Charles M. Madigan, a professor at Roosevelt University, makes the following observation in the Chicago Tribune, while discussing the possibility of a political realignment.

A lot of people are disturbed by the possibility of realignment, largely because realignments change the direction of politics and government so completely that what comes after one bears little resemblance to what happened before.

Prof. Madigan isn’t sure if a realignment will occur, although he says that all the pieces are in place. But his point about realignments changing ‘the direction of politics so completely that what comes after one bears little resemblance to what happened before’ is one that I’ve been making to my liberal friends and on this page for about a year now.
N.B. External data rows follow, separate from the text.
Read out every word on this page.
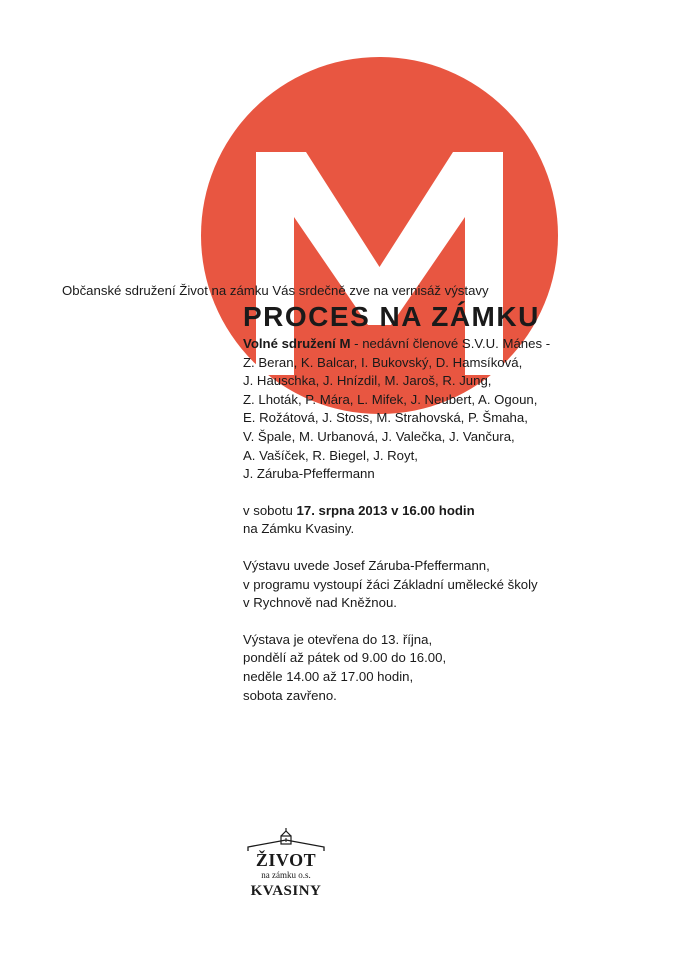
Občanské sdružení Život na zámku Vás srdečně zve na vernisáž výstavy
PROCES NA ZÁMKU

Volné sdružení M - nedávní členové S.V.U. Mánes -
Z. Beran, K. Balcar, I. Bukovský, D. Hamsíková,
J. Hauschka, J. Hnízdil, M. Jaroš, R. Jung,
Z. Lhoták, P. Mára, L. Mifek, J. Neubert, A. Ogoun,
E. Rožátová, J. Stoss, M. Strahovská, P. Šmaha,
V. Špale, M. Urbanová, J. Valečka, J. Vančura,
A. Vašíček, R. Biegel, J. Royt,
J. Záruba-Pfeffermann

v sobotu 17. srpna 2013 v 16.00 hodin
na Zámku Kvasiny.

Výstavu uvede Josef Záruba-Pfeffermann,
v programu vystoupí žáci Základní umělecké školy
v Rychnově nad Kněžnou.

Výstava je otevřena do 13. října,
pondělí až pátek od 9.00 do 16.00,
neděle 14.00 až 17.00 hodin,
sobota zavřeno.

ŽIVOT
na zámku o.s.
KVASINY
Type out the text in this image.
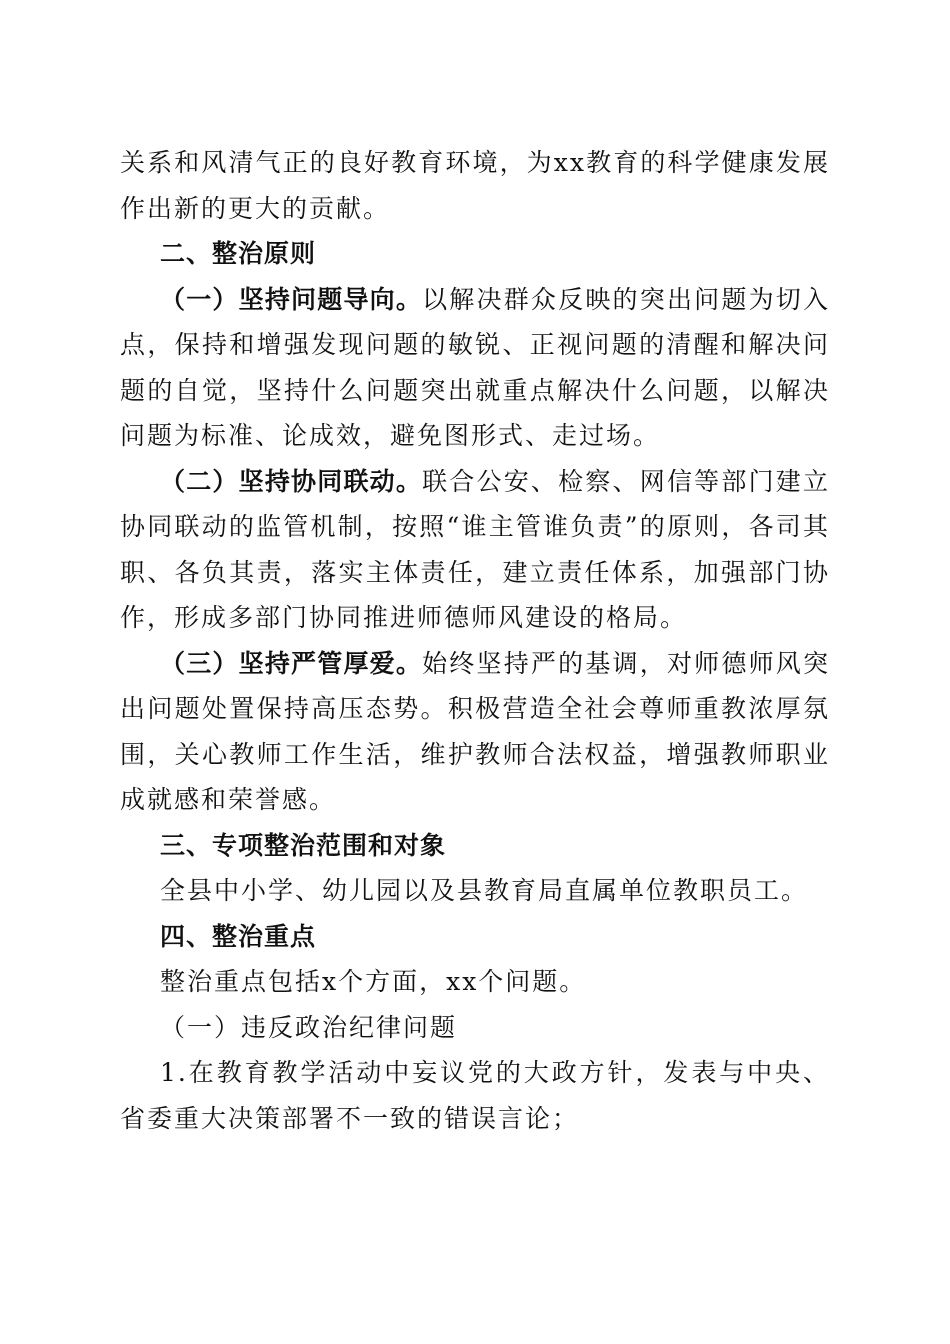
关系和风清气正的良好教育环境，为xx教育的科学健康发展作出新的更大的贡献。

二、整治原则

（一）坚持问题导向。以解决群众反映的突出问题为切入点，保持和增强发现问题的敏锐、正视问题的清醒和解决问题的自觉，坚持什么问题突出就重点解决什么问题，以解决问题为标准、论成效，避免图形式、走过场。

（二）坚持协同联动。联合公安、检察、网信等部门建立协同联动的监管机制，按照“谁主管谁负责”的原则，各司其职、各负其责，落实主体责任，建立责任体系，加强部门协作，形成多部门协同推进师德师风建设的格局。

（三）坚持严管厚爱。始终坚持严的基调，对师德师风突出问题处置保持高压态势。积极营造全社会尊师重教浓厚氛围，关心教师工作生活，维护教师合法权益，增强教师职业成就感和荣誉感。

三、专项整治范围和对象

全县中小学、幼儿园以及县教育局直属单位教职员工。

四、整治重点

整治重点包括x个方面，xx个问题。

（一）违反政治纪律问题

1.在教育教学活动中妄议党的大政方针，发表与中央、省委重大决策部署不一致的错误言论；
Politics is the art of the possible. As bad as the Bush years were, imagine if the Democrats had not retained the ability to filibuster. Imagine the kind of change the Bushies could have imposed on the country in that circumstance? It’s truly frightening to contemplate. And that is why the Republicans are getting really frightened as they look at the polls in the both the presidential and senate elections.

Years in the minority, where the Democrats have not been particularly effective, have led most of my progressive friends to a point of toxic cynicism. Most of them don’t think the Democrats would do the right thing even given the chance to do so unopposed. With experience as a teacher, it’s hard to argue with them. But there is another kind of experience that comes with a familiarity with a longer arc of history.
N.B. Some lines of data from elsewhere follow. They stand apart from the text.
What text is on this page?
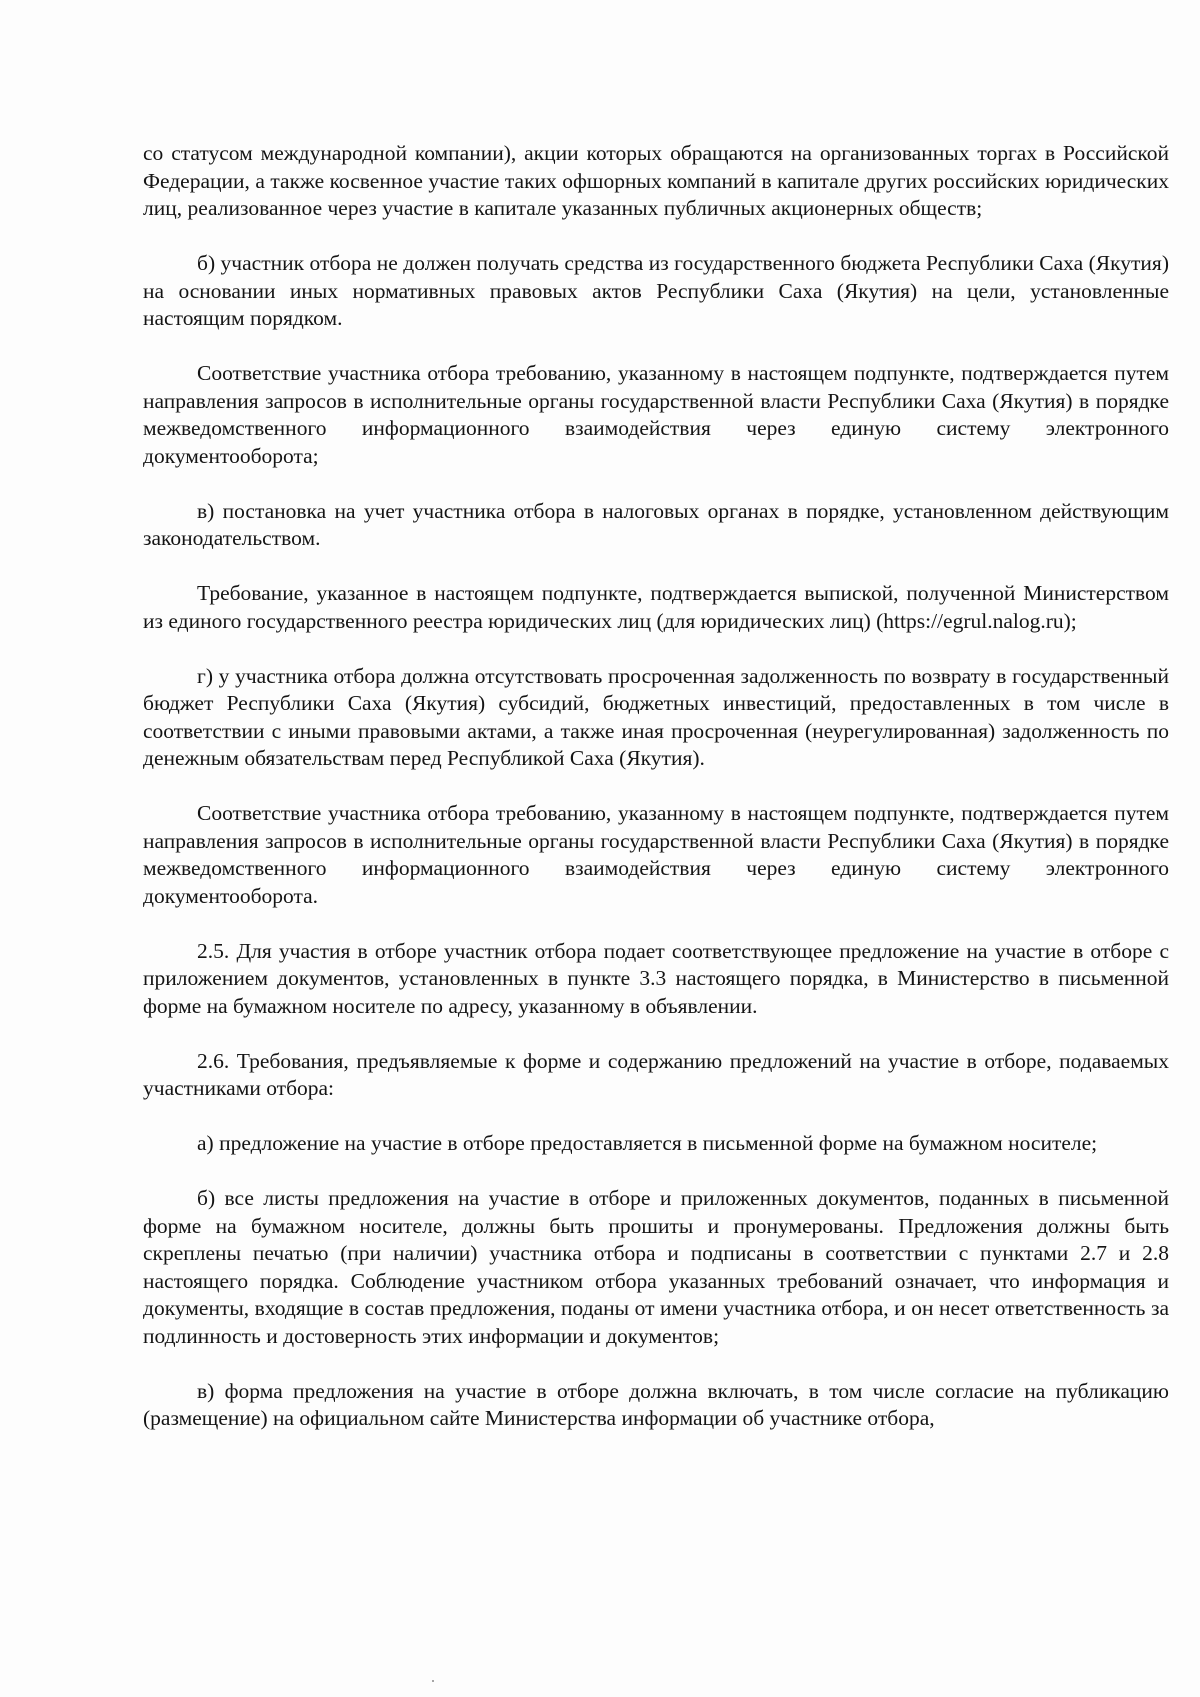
со статусом международной компании), акции которых обращаются на организованных торгах в Российской Федерации, а также косвенное участие таких офшорных компаний в капитале других российских юридических лиц, реализованное через участие в капитале указанных публичных акционерных обществ;

б) участник отбора не должен получать средства из государственного бюджета Республики Саха (Якутия) на основании иных нормативных правовых актов Республики Саха (Якутия) на цели, установленные настоящим порядком.

Соответствие участника отбора требованию, указанному в настоящем подпункте, подтверждается путем направления запросов в исполнительные органы государственной власти Республики Саха (Якутия) в порядке межведомственного информационного взаимодействия через единую систему электронного документооборота;

в) постановка на учет участника отбора в налоговых органах в порядке, установленном действующим законодательством.

Требование, указанное в настоящем подпункте, подтверждается выпиской, полученной Министерством из единого государственного реестра юридических лиц (для юридических лиц) (https://egrul.nalog.ru);

г) у участника отбора должна отсутствовать просроченная задолженность по возврату в государственный бюджет Республики Саха (Якутия) субсидий, бюджетных инвестиций, предоставленных в том числе в соответствии с иными правовыми актами, а также иная просроченная (неурегулированная) задолженность по денежным обязательствам перед Республикой Саха (Якутия).

Соответствие участника отбора требованию, указанному в настоящем подпункте, подтверждается путем направления запросов в исполнительные органы государственной власти Республики Саха (Якутия) в порядке межведомственного информационного взаимодействия через единую систему электронного документооборота.

2.5. Для участия в отборе участник отбора подает соответствующее предложение на участие в отборе с приложением документов, установленных в пункте 3.3 настоящего порядка, в Министерство в письменной форме на бумажном носителе по адресу, указанному в объявлении.

2.6. Требования, предъявляемые к форме и содержанию предложений на участие в отборе, подаваемых участниками отбора:

а) предложение на участие в отборе предоставляется в письменной форме на бумажном носителе;

б) все листы предложения на участие в отборе и приложенных документов, поданных в письменной форме на бумажном носителе, должны быть прошиты и пронумерованы. Предложения должны быть скреплены печатью (при наличии) участника отбора и подписаны в соответствии с пунктами 2.7 и 2.8 настоящего порядка. Соблюдение участником отбора указанных требований означает, что информация и документы, входящие в состав предложения, поданы от имени участника отбора, и он несет ответственность за подлинность и достоверность этих информации и документов;

в) форма предложения на участие в отборе должна включать, в том числе согласие на публикацию (размещение) на официальном сайте Министерства информации об участнике отбора,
We’re on the cusp of an historic realignment of power. To put this in perspective, all historians see the 1980 election as a realignment and a clear marker of a change in attitudes about the government. And that’s true. But Ronald Reagan never controlled the House and didn’t control the Senate for his whole term. The real realignment didn’t reach fruition until the 2002 election, which gave Bush control of Congress. But, even in the 2003-2007 period, Bush had to confront the filibuster. [Bush controlled Congress for the first half of 2001, until Sen. Jim Jeffords of Vermont defected from the GOP caucus]. Obama, on the other hand, is poised to enter office with at least 250 Democratic members of the House and 58 members of the Senate. At this point, those numbers would be a slight disappointment. The last time a party enjoyed that level of power was in the 89th Congress (1965-1966).
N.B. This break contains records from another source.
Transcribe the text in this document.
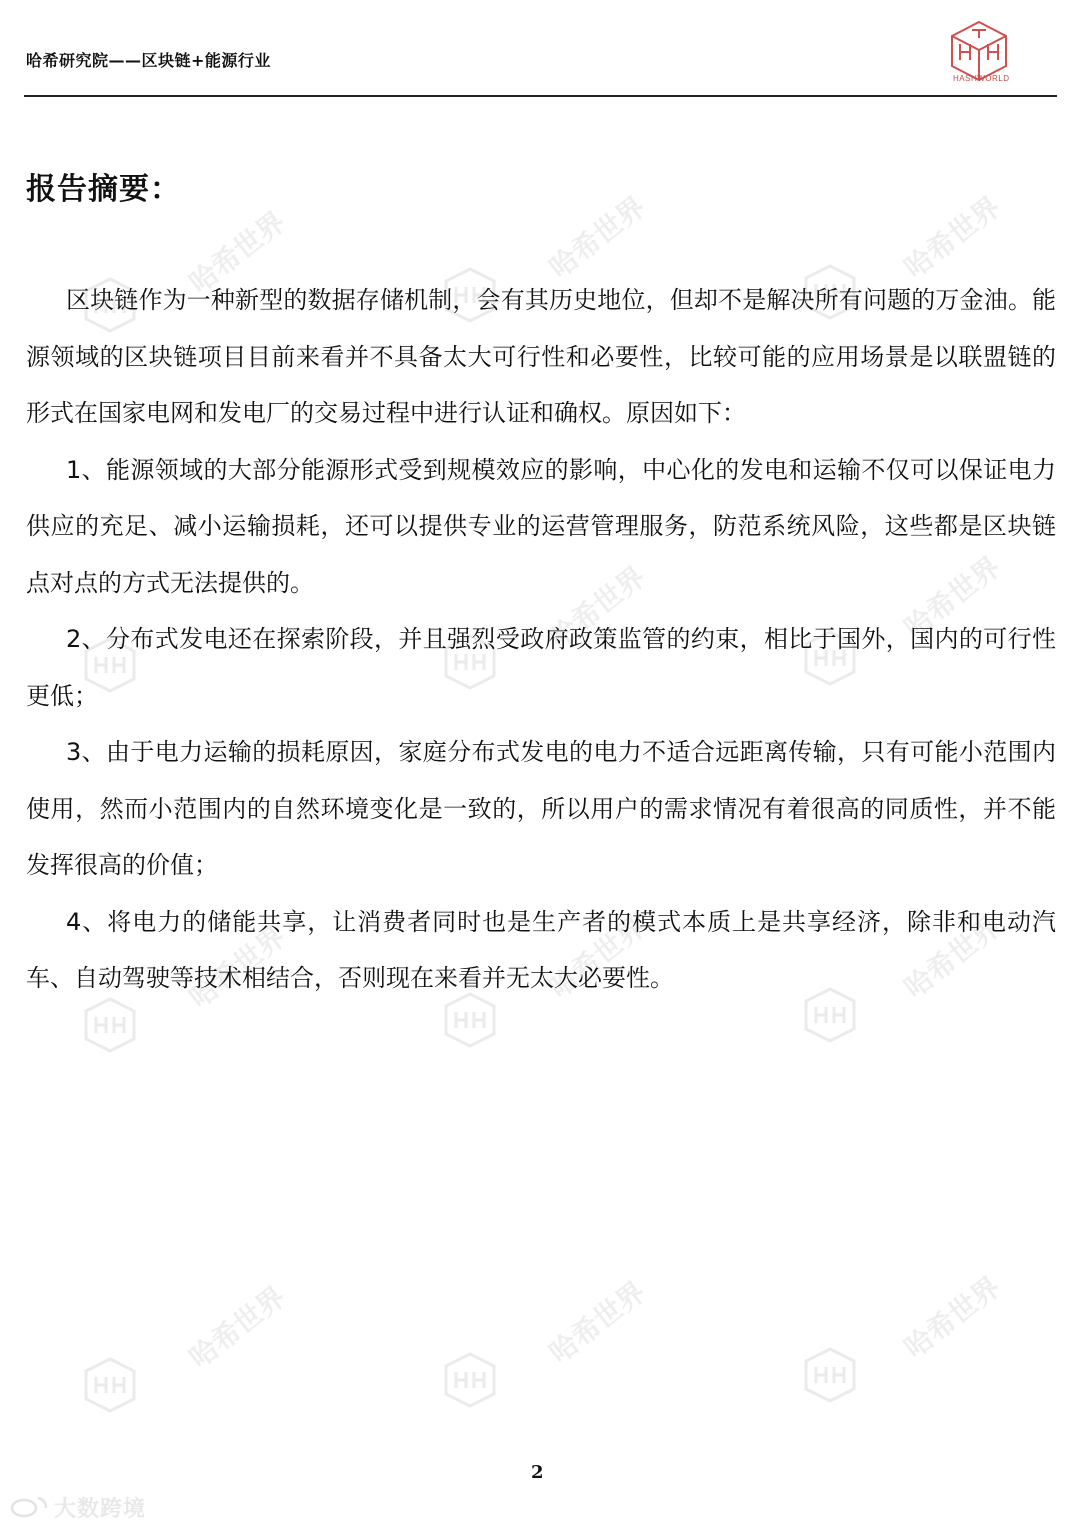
哈希研究院——区块链+能源行业
HASHWORLD
哈希世界	哈希世界	哈希世界
哈希世界	哈希世界
哈希世界	哈希世界	哈希世界
哈希世界	哈希世界	哈希世界
报告摘要：

区块链作为一种新型的数据存储机制，会有其历史地位，但却不是解决所有问题的万金油。能源领域的区块链项目目前来看并不具备太大可行性和必要性，比较可能的应用场景是以联盟链的形式在国家电网和发电厂的交易过程中进行认证和确权。原因如下：

1、能源领域的大部分能源形式受到规模效应的影响，中心化的发电和运输不仅可以保证电力供应的充足、减小运输损耗，还可以提供专业的运营管理服务，防范系统风险，这些都是区块链点对点的方式无法提供的。

2、分布式发电还在探索阶段，并且强烈受政府政策监管的约束，相比于国外，国内的可行性更低；

3、由于电力运输的损耗原因，家庭分布式发电的电力不适合远距离传输，只有可能小范围内使用，然而小范围内的自然环境变化是一致的，所以用户的需求情况有着很高的同质性，并不能发挥很高的价值；

4、将电力的储能共享，让消费者同时也是生产者的模式本质上是共享经济，除非和电动汽车、自动驾驶等技术相结合，否则现在来看并无太大必要性。

2
大数跨境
Let’s take a look at that Congress’ legislative accomplishments:

* 1965-04-11 — Elementary and Secondary Education Act, Pub.L. 89-10, 79 Stat. 77
* 1965-07-30 — Social Security Act of 1965 including Medicaid and Medicare, Pub.L. 89-97, 79 Stat. 286
* 1965-08-06 — Voting Rights Act, Pub.L. 89-110, 79 Stat. 437
* 1965-10-03 — Immigration and Nationality Act of 1965, (Hart-Celler Act, INS Act) Pub.L. 89-236
* 1965-10-20 — Motor Vehicle Air Pollution Control Act, Pub.L. 89-272, 79 Stat. 992, including Solid Waste Disposal Act
* 1965-11-08 — Higher Education Act, Pub.L. 89-329, 79 Stat. 1219
* 1966-04-13 — Uniform Time Act, Pub.L. 89-387, 80 Stat. 107
* 1966-09-06 — Freedom of Information Act, Pub.L. 89-554, 80 Stat. 383
* 1966-09-09 — National Traffic and Motor Vehicle Safety Act, Pub.L. 89-563, 80 Stat. 718
* 1966-10-15 — National Historic Preservation Act, Pub.L. 89-665, 80 Stat. 915
* 1966-10-15 — Department of Transportation Act, Pub.L. 89-670, 80 Stat. 931
* 1966-11-02 — Cuban Adjustment Act, Pub.L. 89-732, 80 Stat. 1161

The sheer force of this progressive legislation, in combination with the escalating war in Vietnam, led to an electoral backlash in 1966 and again in 1968 and 1972. And I expect the next Congress, which is perhaps too cognizant of that backlash, to exercise more caution than the 89th Congress displayed. But, the point stands. On virtually every piece of legislation that Democrats have been working on in think-tanks over the last fourteen years, the assumption has been that a key component in crafting bills is to overcome the filibuster or win over moderate Republicans. This is actually a problem, because Democrats are not prepared to throw good bills into the queue that take advantage of our super or near super-majorities. But that will iron itself out. The Democrats, just like the media, just like my liberal friends, cannot yet imagine the kind of power they are about to inherit.

And it will change things in ways we can’t even anticipate.